The naive fix is to route every file download through your own server:
User requests file
→ Request hits your server
→ Server checks: is this user authenticated?
→ Yes → server fetches file from S3 → streams it to user
This works for access control. But you've just brought back the exact problem that killed the database approach — every byte of every file now flows through your server. At scale, your servers become the bottleneck. Bandwidth costs spike. You need to scale your fleet just to proxy files.
The solution: Pre-signed URLs#
The insight is: authentication and file delivery are two separate concerns. Your server is good at authentication. S3 is good at file delivery. Don't mix them.
A pre-signed URL is a temporary, signed URL that S3 generates on request. It has an expiry time baked in — say 15 minutes. During those 15 minutes, anyone with the URL can access the file directly from S3. After that, the URL is dead.
User requests file
→ Request hits your server
→ Server checks: is this user authenticated and authorised?

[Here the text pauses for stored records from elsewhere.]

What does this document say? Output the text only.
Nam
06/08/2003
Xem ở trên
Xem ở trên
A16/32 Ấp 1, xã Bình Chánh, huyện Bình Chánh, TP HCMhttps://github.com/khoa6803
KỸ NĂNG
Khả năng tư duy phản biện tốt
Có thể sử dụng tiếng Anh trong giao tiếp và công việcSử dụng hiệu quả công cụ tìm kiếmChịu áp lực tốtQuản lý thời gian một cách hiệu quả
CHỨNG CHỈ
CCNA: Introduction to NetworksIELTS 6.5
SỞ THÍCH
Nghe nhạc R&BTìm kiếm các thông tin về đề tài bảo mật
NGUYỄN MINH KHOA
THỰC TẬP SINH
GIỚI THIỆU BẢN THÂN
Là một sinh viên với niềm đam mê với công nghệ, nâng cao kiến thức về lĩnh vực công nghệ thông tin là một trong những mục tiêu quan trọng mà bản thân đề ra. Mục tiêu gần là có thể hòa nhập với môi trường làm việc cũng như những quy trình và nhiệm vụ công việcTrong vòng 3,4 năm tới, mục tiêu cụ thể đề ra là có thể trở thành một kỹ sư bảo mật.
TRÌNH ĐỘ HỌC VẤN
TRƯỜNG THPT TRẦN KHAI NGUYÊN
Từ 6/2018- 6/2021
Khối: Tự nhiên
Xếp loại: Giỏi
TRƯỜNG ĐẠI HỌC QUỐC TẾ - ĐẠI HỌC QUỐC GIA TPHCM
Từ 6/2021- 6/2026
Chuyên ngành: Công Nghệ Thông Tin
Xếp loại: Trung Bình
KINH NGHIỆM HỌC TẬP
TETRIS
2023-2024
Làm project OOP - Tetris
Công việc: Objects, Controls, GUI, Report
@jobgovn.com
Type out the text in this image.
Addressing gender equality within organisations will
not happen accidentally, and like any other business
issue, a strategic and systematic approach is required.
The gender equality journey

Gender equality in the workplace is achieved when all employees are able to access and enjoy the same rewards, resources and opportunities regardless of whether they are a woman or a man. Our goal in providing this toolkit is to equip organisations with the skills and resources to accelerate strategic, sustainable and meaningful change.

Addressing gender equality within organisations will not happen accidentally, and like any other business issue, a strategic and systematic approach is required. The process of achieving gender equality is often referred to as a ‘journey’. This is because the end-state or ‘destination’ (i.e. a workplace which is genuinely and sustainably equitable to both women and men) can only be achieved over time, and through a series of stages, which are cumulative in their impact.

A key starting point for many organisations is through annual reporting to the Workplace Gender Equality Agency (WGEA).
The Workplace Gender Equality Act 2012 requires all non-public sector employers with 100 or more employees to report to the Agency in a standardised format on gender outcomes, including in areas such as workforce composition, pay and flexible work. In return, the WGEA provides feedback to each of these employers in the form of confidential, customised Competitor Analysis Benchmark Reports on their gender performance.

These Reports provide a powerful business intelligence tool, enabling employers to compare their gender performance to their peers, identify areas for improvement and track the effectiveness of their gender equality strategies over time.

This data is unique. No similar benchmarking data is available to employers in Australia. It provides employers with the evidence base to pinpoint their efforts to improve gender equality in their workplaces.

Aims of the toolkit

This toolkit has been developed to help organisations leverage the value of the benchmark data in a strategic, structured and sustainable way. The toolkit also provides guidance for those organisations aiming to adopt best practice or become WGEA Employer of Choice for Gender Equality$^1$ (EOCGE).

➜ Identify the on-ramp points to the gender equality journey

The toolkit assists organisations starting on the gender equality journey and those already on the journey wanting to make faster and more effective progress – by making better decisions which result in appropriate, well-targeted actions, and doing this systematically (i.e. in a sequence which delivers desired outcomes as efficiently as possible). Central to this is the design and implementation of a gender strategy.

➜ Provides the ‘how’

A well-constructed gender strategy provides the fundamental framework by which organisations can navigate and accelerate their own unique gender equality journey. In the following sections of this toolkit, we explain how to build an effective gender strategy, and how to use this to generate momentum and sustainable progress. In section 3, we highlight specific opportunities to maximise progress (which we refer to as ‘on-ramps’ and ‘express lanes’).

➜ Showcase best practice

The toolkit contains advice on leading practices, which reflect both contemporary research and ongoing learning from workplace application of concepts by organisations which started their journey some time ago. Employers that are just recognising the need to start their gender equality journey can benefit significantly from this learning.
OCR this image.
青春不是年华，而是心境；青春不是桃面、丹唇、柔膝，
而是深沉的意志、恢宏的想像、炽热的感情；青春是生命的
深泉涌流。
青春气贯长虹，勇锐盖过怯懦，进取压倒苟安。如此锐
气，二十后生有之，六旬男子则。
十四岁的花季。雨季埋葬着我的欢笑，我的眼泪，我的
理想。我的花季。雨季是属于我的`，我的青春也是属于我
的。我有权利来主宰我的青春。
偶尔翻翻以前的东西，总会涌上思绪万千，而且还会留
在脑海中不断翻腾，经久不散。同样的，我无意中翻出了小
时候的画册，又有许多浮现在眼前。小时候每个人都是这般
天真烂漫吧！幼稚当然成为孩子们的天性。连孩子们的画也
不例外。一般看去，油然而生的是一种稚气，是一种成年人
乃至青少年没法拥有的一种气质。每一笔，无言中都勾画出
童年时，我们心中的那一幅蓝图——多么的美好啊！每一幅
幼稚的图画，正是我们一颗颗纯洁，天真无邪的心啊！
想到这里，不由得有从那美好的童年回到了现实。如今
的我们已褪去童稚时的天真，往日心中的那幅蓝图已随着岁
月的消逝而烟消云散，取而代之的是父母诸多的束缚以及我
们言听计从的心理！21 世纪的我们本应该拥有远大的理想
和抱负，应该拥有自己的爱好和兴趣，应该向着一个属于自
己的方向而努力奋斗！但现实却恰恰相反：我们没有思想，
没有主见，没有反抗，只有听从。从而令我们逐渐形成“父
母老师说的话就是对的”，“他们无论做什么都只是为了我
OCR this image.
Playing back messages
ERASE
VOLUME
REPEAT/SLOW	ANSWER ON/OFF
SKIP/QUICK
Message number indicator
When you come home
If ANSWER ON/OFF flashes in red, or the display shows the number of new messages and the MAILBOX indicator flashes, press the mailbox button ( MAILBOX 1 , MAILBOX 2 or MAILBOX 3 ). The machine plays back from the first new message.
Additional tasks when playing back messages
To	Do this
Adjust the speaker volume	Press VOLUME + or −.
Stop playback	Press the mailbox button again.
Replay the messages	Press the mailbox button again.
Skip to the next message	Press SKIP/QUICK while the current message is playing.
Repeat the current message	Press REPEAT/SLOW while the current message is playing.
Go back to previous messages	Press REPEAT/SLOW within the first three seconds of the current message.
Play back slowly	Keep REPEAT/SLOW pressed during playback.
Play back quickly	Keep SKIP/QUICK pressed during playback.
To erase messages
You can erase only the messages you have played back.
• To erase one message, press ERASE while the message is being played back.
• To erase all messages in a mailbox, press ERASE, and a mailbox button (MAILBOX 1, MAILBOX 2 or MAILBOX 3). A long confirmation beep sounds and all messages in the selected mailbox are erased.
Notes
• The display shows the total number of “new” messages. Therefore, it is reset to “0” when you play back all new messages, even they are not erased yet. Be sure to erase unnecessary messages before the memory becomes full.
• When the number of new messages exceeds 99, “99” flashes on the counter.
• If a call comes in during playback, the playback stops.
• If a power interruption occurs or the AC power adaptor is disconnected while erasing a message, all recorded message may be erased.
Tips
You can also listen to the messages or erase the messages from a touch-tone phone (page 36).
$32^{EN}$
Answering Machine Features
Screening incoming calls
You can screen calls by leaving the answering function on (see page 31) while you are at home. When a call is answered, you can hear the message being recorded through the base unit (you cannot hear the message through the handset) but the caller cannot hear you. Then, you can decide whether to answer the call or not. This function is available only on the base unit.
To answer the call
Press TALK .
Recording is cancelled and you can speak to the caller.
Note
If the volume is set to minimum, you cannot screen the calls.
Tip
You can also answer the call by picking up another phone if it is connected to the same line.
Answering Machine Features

→ Yes → server asks S3 to generate a pre-signed URL (expires in 15 min)
→ S3 returns the signed URL
→ Server gives that URL to the user
→ User fetches file directly from S3 — server never touches the bytes
Your server only handles the lightweight authentication check. The heavy file transfer happens directly between S3 and the user. At 1,000 concurrent video viewers, your server is handling 1,000 tiny auth checks — not 500GB/s of video bytes.
What happens if the download takes longer than the expiry?#
This is a natural question. If a user is downloading a 2GB file and the URL expires halfway through — does the download fail?
No. The expiry only prevents new requests from starting with that URL. Once a download is already in progress, it completes. Think of it like a concert ticket — once you're inside the venue, they don't kick you out when the ticket expires. The ticket was only needed to get in.
Pre-signed URLs for uploads too#
Pre-signed URLs work in both directions. You can generate a pre-signed URL that allows a user to upload directly to S3 — again, without the bytes flowing through your server.
User wants to upload a video
→ Client asks your server: "I want to upload"
→ Server checks auth, generates a pre-signed upload URL
→ Client uploads directly to S3 using that URL
→ S3 stores the file, notifies your server (via S3 event / webhook)
→ Server saves the key in the database
This is the standard pattern for any upload flow at scale.
Pre-signed URL security properties
- The URL contains a cryptographic signature — it cannot be forged or extended
- Expiry is enforced by S3 — no clock skew tricks can bypass it
- You control the expiry duration — shorter = more secure, longer = better UX for slow downloads
- You can also pre-sign with specific conditions (e.g., max file size for uploads)
Interview framing
"For private file access I'd use pre-signed URLs — the server handles authentication and generates a short-lived signed URL, the user fetches directly from S3. This keeps file delivery off my application servers entirely while still enforcing access control."